If they are going to be negatively evaluated for several days per month, don't you think it reasonable if not downright charitable of the hygiene and cleanliness industries to help them with their problem?

I have been around women for a long time. I have not smelled the odor from them. Perhaps I don't know what the "odor" smells like, but then, the women I know bathe regularly. The only times I have ever been able to smell them is when they have used scents from bottles of expensive perfume, some of which I have given as presents.

I don't entirely agree about the negative meaning of the word "odor." Actually, I usually say "smell" for both good and bad situations, but that seems colloquial.


Do Only Catholics Have Periods?

Today, a visitor to the museum from the Food and Drug Administration - from the food side of the house, not the drug (see the first item, above) - said that when she was a girl in the 1950s she went to a summer camp run by a Catholic organization. (She was a Protestant.) She had been told next to nothing about menstruation or sex by her mother or school, and neither had her camp mates.
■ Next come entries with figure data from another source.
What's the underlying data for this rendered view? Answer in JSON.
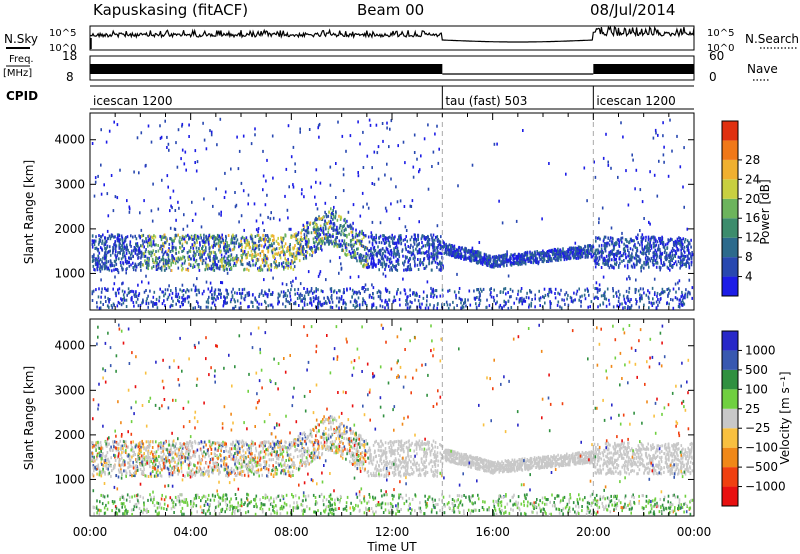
{
  "header": {
    "station": "Kapuskasing (fitACF)",
    "beam": "Beam 00",
    "date": "08/Jul/2014"
  },
  "top_panels": {
    "nsky_label": "N.Sky",
    "nsky_ticks": [
      "10^5",
      "10^0"
    ],
    "nsearch_label": "N.Search",
    "nsearch_ticks": [
      "10^5",
      "10^0"
    ],
    "freq_label": "Freq.",
    "freq_unit": "[MHz]",
    "freq_ticks": [
      "18",
      "8"
    ],
    "nave_label": "Nave",
    "nave_ticks": [
      "60",
      "0"
    ],
    "cpid_label": "CPID",
    "cpid_segments": [
      {
        "label": "icescan 1200",
        "start_h": 0,
        "end_h": 14
      },
      {
        "label": "tau (fast) 503",
        "start_h": 14,
        "end_h": 20
      },
      {
        "label": "icescan 1200",
        "start_h": 20,
        "end_h": 24
      }
    ]
  },
  "colors": {
    "power": [
      "#1c1ce6",
      "#2848b0",
      "#2c6a8c",
      "#3c8c6c",
      "#6cb45c",
      "#c8d040",
      "#f0b030",
      "#f07818",
      "#e03010"
    ],
    "velocity": [
      "#e81010",
      "#f04010",
      "#f08818",
      "#f8c040",
      "#c8c8c8",
      "#70d040",
      "#309040",
      "#3858b0",
      "#2828c8"
    ]
  },
  "chart_data": [
    {
      "type": "heatmap",
      "title": "",
      "xlabel": "",
      "ylabel": "Slant Range [km]",
      "xlim_h": [
        0,
        24
      ],
      "ylim": [
        180,
        4600
      ],
      "x_ticks": [
        "00:00",
        "04:00",
        "08:00",
        "12:00",
        "16:00",
        "20:00",
        "00:00"
      ],
      "y_ticks": [
        1000,
        2000,
        3000,
        4000
      ],
      "colorbar_label": "Power [dB]",
      "colorbar_ticks": [
        "4",
        "8",
        "12",
        "16",
        "20",
        "24",
        "28"
      ]
    },
    {
      "type": "heatmap",
      "title": "",
      "xlabel": "Time UT",
      "ylabel": "Slant Range [km]",
      "xlim_h": [
        0,
        24
      ],
      "ylim": [
        180,
        4600
      ],
      "x_ticks": [
        "00:00",
        "04:00",
        "08:00",
        "12:00",
        "16:00",
        "20:00",
        "00:00"
      ],
      "y_ticks": [
        1000,
        2000,
        3000,
        4000
      ],
      "colorbar_label": "Velocity [m s⁻¹]",
      "colorbar_ticks": [
        "1000",
        "500",
        "100",
        "25",
        "−25",
        "−100",
        "−500",
        "−1000"
      ]
    }
  ]
}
As happens to girls 10 and 11 years old, someone got her first period. She was Catholic, and the rumor got around that only Catholic girls menstruated. How Protestants had babies - they must have babies, because she and her mother were alive, right?, and she knew a lot of other Protestants - was a mystery to the kids. A couple of girls DID know that there might be some connection between menstruation and babies, although what exactly, they weren't positive.

I remember that at the same age I found an 1890s medical text in our attic; the previous owner of the house had been a doctor. Somehow I deduced from studying bits of it and looking at the illustrations that, as I instructed my spellbound sixth-grade male classmates, the name of the thing between our legs was the pancreas.

You see? I was already well on the way to a career with the Museum of Menstruation!


Calling All Menstrual Painters, I!

A recent visitor to the museum left this request:

I am creating a show on menstruation and menopause, and looking for work in all media. It can be from a spiritual, cultural, personal, or historical perspective.

The show runs 9 - 19 April 1998 at the Pentucket Arts Center, Haverhill, Massachusetts (U.S.A.).

As soon as you can, contact Amy Shutt, Bradford College, Box 511, Bradford, MA 01835 (U.S.A.). Phone: (978) 469-1323, or e-mail: ashutt@bnet.bradford.edu

I need your work or proposals as soon as possible!


Calling All Menstrual Painters, II!

And here's another request:

Hi, I'm a student from Australia trying to contact some feminist artists who use menstrual blood as a medium - are you able to help me out? It would be much appreciated.